Récemment, une mère m'a abordé dans la cour de récréation : « Dites-moi, Monsieur Berger, cela ne vous préoccupe pas ? Que les filles sont généralement plus mûres que les garçons, mais que nous les classons tous de la même manière ? »
Sa question m'a longtemps trotté dans la tête. Elle exprimait ce que ressentent de nombreux parents, mais aussi nous, les chefs d'établissement : la décision d'orienter un enfant vers le gymnase, la section A ou la section B est prise à un âge où les différences entre les enfants ne pourraient être plus marquées.
Les enfants ne se développent pas selon le calendrier, mais selon leur propre rythme intérieur.
Remo Largo, pédiatre (1943-2020)
Une décision aux conséquences à long terme
En effet, à 12 ou 13 ans, c'est-à-dire à la fin de l'école primaire, les enfants sont en pleine puberté. C'est une période de bouleversements physiques, émotionnels et cognitifs. La psychologie moderne du développement parle ici d'une phase d'« hétérogénéité maximale ». Il s'agit donc d'un moment particulièrement mal choisi pour faire des sélections. Pourtant, c'est précisément à ce moment-là que nous prenons des décisions qui auront des conséquences à long terme.

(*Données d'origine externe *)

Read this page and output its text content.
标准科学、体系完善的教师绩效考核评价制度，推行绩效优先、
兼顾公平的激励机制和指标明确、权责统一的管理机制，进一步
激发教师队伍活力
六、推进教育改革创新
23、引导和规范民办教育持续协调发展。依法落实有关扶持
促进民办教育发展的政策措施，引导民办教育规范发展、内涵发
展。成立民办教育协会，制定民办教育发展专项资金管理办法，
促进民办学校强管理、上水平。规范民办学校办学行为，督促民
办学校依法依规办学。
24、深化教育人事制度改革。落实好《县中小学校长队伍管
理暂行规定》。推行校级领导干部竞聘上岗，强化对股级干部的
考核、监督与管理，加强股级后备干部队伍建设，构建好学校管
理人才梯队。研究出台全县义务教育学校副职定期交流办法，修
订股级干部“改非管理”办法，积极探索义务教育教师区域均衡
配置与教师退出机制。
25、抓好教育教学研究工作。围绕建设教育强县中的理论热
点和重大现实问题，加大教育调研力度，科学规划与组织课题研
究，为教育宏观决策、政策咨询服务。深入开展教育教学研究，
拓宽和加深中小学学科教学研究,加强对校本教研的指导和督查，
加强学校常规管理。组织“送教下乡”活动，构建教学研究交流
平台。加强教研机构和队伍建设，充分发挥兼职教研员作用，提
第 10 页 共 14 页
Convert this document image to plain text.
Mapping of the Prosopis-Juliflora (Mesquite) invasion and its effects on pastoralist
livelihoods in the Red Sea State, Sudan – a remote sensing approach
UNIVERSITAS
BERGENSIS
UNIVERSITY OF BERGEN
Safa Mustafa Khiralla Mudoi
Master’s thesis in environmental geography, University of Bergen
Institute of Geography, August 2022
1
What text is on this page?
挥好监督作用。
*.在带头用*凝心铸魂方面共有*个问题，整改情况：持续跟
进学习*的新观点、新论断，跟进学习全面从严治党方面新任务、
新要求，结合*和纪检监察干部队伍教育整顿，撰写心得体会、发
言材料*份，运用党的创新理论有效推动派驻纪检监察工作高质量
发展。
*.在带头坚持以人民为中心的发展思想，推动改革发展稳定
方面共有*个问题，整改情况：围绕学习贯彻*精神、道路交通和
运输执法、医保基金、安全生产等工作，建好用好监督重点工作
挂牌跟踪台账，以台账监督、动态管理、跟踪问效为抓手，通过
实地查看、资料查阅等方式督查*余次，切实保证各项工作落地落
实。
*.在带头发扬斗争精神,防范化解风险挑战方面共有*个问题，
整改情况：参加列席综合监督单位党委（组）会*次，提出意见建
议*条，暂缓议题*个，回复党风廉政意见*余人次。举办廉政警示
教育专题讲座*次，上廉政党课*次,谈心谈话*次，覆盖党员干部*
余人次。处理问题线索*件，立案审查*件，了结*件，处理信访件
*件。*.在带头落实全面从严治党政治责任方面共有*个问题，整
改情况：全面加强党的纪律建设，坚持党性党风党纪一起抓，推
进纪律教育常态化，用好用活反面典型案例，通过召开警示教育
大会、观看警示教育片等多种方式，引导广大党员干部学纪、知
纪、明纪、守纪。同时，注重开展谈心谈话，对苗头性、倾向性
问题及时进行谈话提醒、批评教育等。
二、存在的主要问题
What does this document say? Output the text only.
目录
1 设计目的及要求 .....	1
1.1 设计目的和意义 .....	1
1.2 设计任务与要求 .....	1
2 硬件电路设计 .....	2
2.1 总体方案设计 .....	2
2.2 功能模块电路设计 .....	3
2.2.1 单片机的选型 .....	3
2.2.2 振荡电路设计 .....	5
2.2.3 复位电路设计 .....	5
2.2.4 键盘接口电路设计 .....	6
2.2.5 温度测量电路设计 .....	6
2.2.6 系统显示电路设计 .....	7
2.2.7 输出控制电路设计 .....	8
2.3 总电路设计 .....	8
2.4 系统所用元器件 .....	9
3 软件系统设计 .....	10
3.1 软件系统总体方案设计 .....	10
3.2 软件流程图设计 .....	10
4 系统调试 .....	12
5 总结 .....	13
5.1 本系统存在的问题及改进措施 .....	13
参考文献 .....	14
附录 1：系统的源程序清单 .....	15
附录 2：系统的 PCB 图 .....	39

Le célèbre pédiatre et chercheur en développement Remo Largo a toujours souligné que le développement de l'enfant s'inscrit dans un large spectre. « Les enfants ne se développent pas selon un calendrier, mais selon leur propre rythme interne », explique Largo. À bien des égards, les filles mûrissent plus tôt que les garçons, ce qui leur confère un avantage dans les évaluations scolaires.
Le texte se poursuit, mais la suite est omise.